Récemment, un Néerlandais nommé Tim Keil a apporté sa Trabant 601 dans l’atelier du magazine AutoWeek pour mesurer la puissance de son moteur deux-temps sur un banc dynamométrique, repartant ravi du résultat.

Tim raconte qu’il a acheté cette Trabant il y a 11 ans auprès de son premier propriétaire, originaire de de l’Allemagne de l’Est. Ce dernier a aujourd’hui 82 ans et Tim est encore contact avec lui. La passion du Néerlandais pour la Trabant a commencé en 1989, avant même la chute du mur de Berlin. Cette année-là, il était en vacances en Hongrie, où il a pu voir de près pour la première fois ces voitures étranges.
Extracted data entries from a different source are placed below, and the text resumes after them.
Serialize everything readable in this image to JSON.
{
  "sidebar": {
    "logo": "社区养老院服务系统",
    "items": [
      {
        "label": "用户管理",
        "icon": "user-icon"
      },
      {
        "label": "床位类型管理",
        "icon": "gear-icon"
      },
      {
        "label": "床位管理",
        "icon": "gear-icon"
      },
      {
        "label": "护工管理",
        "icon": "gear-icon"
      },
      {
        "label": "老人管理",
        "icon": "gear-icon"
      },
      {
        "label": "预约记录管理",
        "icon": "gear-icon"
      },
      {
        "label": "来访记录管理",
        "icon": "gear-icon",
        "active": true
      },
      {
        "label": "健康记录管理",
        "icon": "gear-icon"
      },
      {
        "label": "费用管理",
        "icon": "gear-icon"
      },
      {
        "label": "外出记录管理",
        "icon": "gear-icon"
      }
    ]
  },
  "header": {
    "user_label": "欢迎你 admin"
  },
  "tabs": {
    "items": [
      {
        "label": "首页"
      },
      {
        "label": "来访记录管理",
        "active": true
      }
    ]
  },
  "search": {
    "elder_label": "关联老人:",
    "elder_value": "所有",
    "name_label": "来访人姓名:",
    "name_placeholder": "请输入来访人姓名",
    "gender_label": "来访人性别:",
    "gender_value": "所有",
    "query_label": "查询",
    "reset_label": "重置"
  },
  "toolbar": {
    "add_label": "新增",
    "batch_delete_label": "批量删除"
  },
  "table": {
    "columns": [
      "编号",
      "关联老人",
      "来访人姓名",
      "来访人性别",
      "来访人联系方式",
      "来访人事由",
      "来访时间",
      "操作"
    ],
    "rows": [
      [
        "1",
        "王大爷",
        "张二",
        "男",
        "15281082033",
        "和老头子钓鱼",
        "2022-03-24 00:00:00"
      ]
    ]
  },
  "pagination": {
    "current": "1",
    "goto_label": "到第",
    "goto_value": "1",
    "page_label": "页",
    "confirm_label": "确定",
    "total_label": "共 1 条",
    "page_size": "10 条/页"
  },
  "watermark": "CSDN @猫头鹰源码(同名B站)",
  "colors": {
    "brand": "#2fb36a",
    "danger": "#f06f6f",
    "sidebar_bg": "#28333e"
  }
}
Il explique qu’il utilise souvent la voiture, mais seulement en été, lorsque les conditions météorologiques permettent de rouler sur des routes sèches, sans sel ni sable sur la chaussée. « Sinon, une Trabant peut rouiller, dit-il, même si la carrosserie en elle-même ne rouille pas directement, elle peut tout de même être endommagée par l’humidité et le sel de la route ».

L’été, Tim part en vacances avec sa Trabant. Il a voyagé avec elle en Suisse, en Italie, en Hongrie et en Autriche, et la voiture ne l’a jamais laissé en panne.
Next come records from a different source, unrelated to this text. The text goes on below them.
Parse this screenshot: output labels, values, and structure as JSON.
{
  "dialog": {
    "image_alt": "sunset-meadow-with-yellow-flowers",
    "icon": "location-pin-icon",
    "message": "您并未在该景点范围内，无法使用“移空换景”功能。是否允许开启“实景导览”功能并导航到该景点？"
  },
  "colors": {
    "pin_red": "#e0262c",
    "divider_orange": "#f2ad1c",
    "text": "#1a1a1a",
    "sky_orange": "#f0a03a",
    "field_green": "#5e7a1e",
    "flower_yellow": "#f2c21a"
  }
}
On lui a demandé comment il s’alimentait en carburant pendant ces longs trajets à travers l’Europe, étant donné qu’il faut mélanger l’huile à l’essence. Tim explique qu’il garde toujours de l’huile spéciale pour moteurs deux-temps dans la voiture, qu’il ajoute à raison d’un mélange d’environ 1:50. Parfois, en été, lorsqu’il fait très chaud et que l’huile devient moins visqueuse, il augmente un peu la proportion jusqu’à 1:45. « Il n’est pas nécessaire d’en mettre plus, dit-il, car l’excès d’huile n’améliore pas la lubrification, il ne fait que produire une fumée bleue à la combustion ».

Tim confie qu’on lui demande souvent comment il est possible de parcourir des centaines de kilomètres par jour dans une voiture aussi petite sans être fatigué à l’arrivée. Il affirme que la voiture roule parfaitement et que la conduire est, pour lui, un véritable plaisir.
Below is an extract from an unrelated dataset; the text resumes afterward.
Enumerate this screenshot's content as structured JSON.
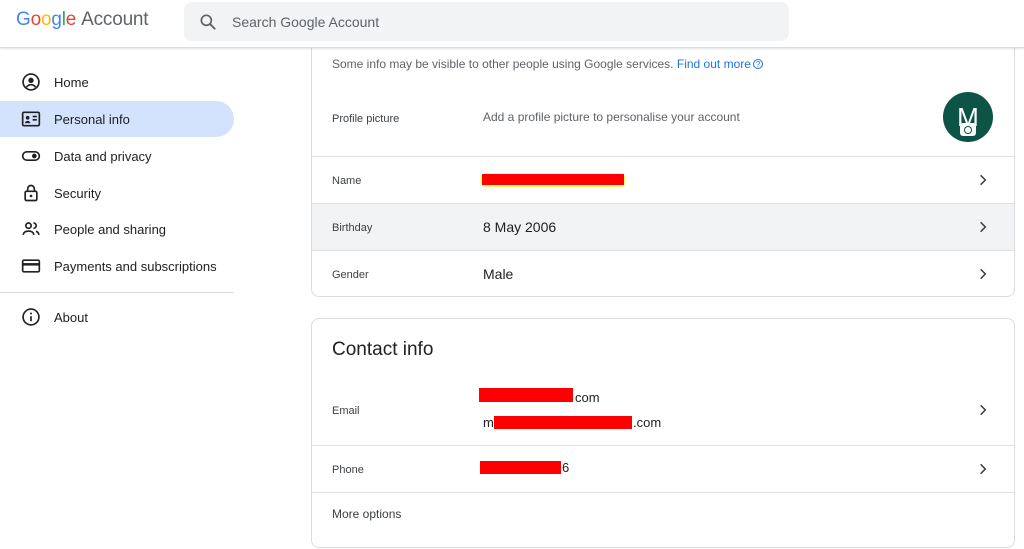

Le Néerlandais a également décidé de monter des pneus modernes sur la voiture, au lieu des pneus d’époque, qui dégradaient le confort de conduite. Avec ces pneus modernes, la Trabant se comporte beaucoup mieux, explique-t-il.

Selon les spécifications d’usine, le moteur bicylindre de 594 cm³ de la Trabant développait 23 ch dans les premières années, puis 26 ch après 1969. La voiture de Tim étant une version plus tardive, elle devrait donc produire 26 ch. Mais il raconte qu’un ancien employé de l’usine Trabant lui avait confié qu’à cause des petites imprécisions de fabrication de l’époque, la puissance pouvait varier selon la chance qu’on avait avec les pièces, entre 24 et 30 ch.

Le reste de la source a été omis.